We have published many articles on RSI, momentum, and stochastics over the years, as well as many articles on system testing. Use the search engine at our website, Traders.com, to locate articles on these oscillators.

In addition, you may find the following articles helpful, since these authors also set out to explore the profitability and reliability of certain techniques or indicators, or describe how they tested a system or technique, and what considerations they took into account during their research.

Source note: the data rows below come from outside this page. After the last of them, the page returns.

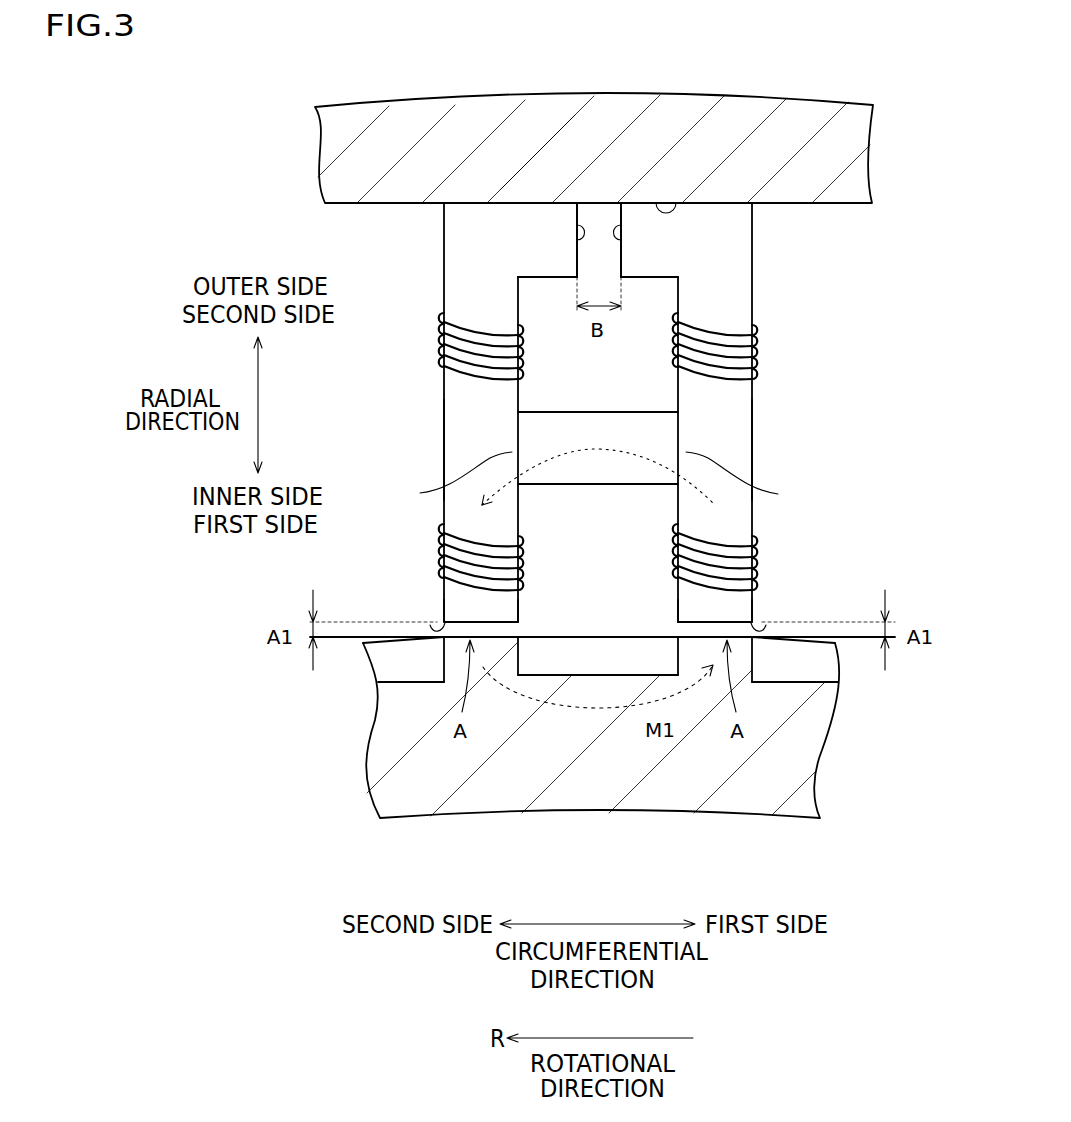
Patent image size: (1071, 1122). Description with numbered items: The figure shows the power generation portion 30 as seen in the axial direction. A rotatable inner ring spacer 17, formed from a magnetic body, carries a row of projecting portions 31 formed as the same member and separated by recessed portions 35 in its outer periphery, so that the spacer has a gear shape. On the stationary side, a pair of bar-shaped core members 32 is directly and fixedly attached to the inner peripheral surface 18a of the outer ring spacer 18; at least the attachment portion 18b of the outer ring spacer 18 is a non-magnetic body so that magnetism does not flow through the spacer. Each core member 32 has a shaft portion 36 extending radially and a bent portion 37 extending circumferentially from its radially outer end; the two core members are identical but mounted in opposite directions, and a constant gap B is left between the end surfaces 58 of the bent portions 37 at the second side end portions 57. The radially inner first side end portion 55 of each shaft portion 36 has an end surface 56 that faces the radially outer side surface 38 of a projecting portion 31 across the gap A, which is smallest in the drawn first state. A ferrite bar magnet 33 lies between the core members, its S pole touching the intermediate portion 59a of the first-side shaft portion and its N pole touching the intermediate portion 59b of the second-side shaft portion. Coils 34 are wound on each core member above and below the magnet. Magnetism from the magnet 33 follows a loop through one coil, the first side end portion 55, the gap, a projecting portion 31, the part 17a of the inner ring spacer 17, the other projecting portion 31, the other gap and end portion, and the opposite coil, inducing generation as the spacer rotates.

The inner ring spacer 17 is at (592, 790).
The part of the inner ring spacer 17a is at (597, 695).
The outer ring spacer 18 is at (608, 122).
The inner peripheral surface 18a is at (672, 203).
The attachment portion 18b is at (537, 175).
The power generation portion 30 is at (600, 418).
The projecting portion 31 is at (518, 653).
The core member 32 is at (444, 420).
The magnet 33 is at (600, 487).
The coil 34 is at (443, 348).
The recessed portion 35 is at (620, 625).
The shaft portion 36 is at (460, 450).
The bent portion 37 is at (549, 247).
The radially outer side surface 38 is at (500, 633).
The first side end portion 55 is at (457, 610).
The end surface 56 is at (430, 625).
The second side end portion 57 is at (598, 315).
The end surface of the bent portion 58 is at (577, 227).
The intermediate portion 59a is at (751, 478).
The intermediate portion 59b is at (548, 477).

"Finding Reliable Trading Strategies" (April 1988)
The real focus of any research should be the reliability of a system during actual trading, not the level of profits. Presented here are three methods to help distinguish reliable from unreliable trading strategies: forward testing, profit distribution charts, and cluster spotting. By Steve Kille

"Profitability Of Selected Technical Indicators: Standard & Poor's 500 Futures" (October 1987)
In previous issues, these authors reported the results of applying moving averages, momentum, Williams' %R, Wilder's relative strength index (Rsi), and Wilder's directional movement indicator (Dmi) to Chicago Board of Trade corn and long-term US Treasury bond futures, Comex silver futures, and Chicago Mercantile Exchange Imm Eurodollar futures. In this article, they report similar information for Standard & Poor's 500 futures traded at the International Monetary Market of the Chicago Mercantile Exchange. By Thomas P. Drinka & Steven L. Kille

"Trading Markets With Stochastics" (December 1994)
Here's a pattern for trading markets using stochastics. By Louis M. Lupo

"Finding Reliable Trading Strategies" (Revisited) (May 1990)
Analysts should not only identify the best trading strategy for a historical time period but also test that optimal strategy in a subsequent time period to evaluate its reliability in actual trading. By Thomas P. Drinka

"Selecting And Interpreting Leading Indicators" (August 1991)
Here are some techniques for selecting the most reliable indicators, interpreting them, and checking their reliability. By Roger Pilloton

"Evolution Of A Timing Model" (February 1994)
How does a trading model evolve? Formula Research newsletter publisher Nelson Freeburg discusses the evolution of a trading model and explains such concepts as out-of-sample testing, parameter sensitivity testing and the inclusion of nonprice indicators for timing trades. By Nelson Freeburg

"Basic Techniques Of Analyzing Systems" (August 1995)
What should you consider when you're designing or testing a trading system? Here are some hints that may help you. By Mike DeAmicis-Roberts
Sidebar: Money Management

"Testing Trading Rules Over Different Time Periods" (January 1992)
In this issue's Settlement column, Technical Editor John Sweeney discusses his process of testing and improving a system's profitability, including the use of stops, trading windows, and selection of tradables. By John Sweeney


ERRATA: Chicago Board Options Exchange

Editor,

I noticed on page 70 of the March 2003 issue of S&C, in the bio of Alex Mendoza at the end of his article, the CBOE was referred to as "The Chicago Board of Options Exchange." I have seen this error made many times over the years, and it never ceases to annoy me. The correct name of that exchange is the "Chicago Board Options Exchange." Yes, its parent is the Chicago Board of Trade, but the "of" was not part of the gift of life that the parent passed onto the child.